Shodan, Here’s a pdf of the book (it’s released under GNU license, so this is legit).

Thanks. I am having trouble tracking down the actual studies cited, which are "Outcome of sex reassignment surgery.” Acta Psychiat. Scandinavia. 70:289-294. 1984, and Kuiper, M and Cohen-Kettenis, P. “Sex reassignment surgery: A study of 141 Dutch transsexuals.” Archives of Sexual Behavior. 17(5):439-457. 1988.

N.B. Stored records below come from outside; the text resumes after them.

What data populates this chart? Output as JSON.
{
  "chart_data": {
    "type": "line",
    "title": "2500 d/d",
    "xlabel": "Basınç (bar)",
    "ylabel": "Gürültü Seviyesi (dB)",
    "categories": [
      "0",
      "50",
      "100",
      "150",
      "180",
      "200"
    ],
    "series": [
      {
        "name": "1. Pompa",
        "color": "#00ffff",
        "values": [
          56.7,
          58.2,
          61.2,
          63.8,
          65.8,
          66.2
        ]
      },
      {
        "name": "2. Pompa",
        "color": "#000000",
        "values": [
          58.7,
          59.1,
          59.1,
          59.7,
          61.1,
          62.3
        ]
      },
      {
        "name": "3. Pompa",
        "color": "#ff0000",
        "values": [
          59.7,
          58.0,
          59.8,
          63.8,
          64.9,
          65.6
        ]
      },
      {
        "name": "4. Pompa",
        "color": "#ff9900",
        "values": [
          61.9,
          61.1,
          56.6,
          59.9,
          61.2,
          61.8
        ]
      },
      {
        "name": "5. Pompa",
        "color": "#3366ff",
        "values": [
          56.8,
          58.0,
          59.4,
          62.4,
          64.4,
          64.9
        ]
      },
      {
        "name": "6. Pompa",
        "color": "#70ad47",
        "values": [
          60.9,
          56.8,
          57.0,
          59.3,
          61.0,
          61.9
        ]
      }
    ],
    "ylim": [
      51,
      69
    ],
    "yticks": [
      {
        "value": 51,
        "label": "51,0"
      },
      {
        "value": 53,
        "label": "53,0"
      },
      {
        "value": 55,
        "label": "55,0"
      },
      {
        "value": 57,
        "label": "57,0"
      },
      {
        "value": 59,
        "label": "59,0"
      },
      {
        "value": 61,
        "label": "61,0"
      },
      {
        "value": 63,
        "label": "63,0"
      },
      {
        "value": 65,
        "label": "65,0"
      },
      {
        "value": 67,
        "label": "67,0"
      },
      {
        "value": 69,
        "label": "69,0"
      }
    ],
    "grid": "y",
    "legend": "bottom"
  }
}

Maybe I will dig a bit further later.

Regards,
Shodan

I have the second article, but I can’t send it because of copyright restrictions (I paid for it). What specifically do you want to know from it?

[QUOTE=Some Study]
The
suicide rate in post-operative transsexuals at II centers has been reported as
2.1 %of those who received this procedure, based on follow-up durations of 0. 3
to 19 years (40). Suicide attempts may be more frequent in gender dysphoric
patients who are refused SRS than in those who receive it. In Lundstrom’s study
of 30 transsexuals not accepted for SRS, one committed suicide and 59% of th e
remainder attempted it at least once (46).
[/QUOTE]

From Here
Footnote 46 is

I shall search on it now

TOTALLY ASIDE FROM THE DISCUSSION:
Note that this thread (or some parts thereof) is the “launch” for Cecil’s current column (17-Aug-2012): Are transsexuals mentally ill? - The Straight Dope … based on Post #173. Congrats, Martin Hyde, on having made it to one Cecil’s immortal works!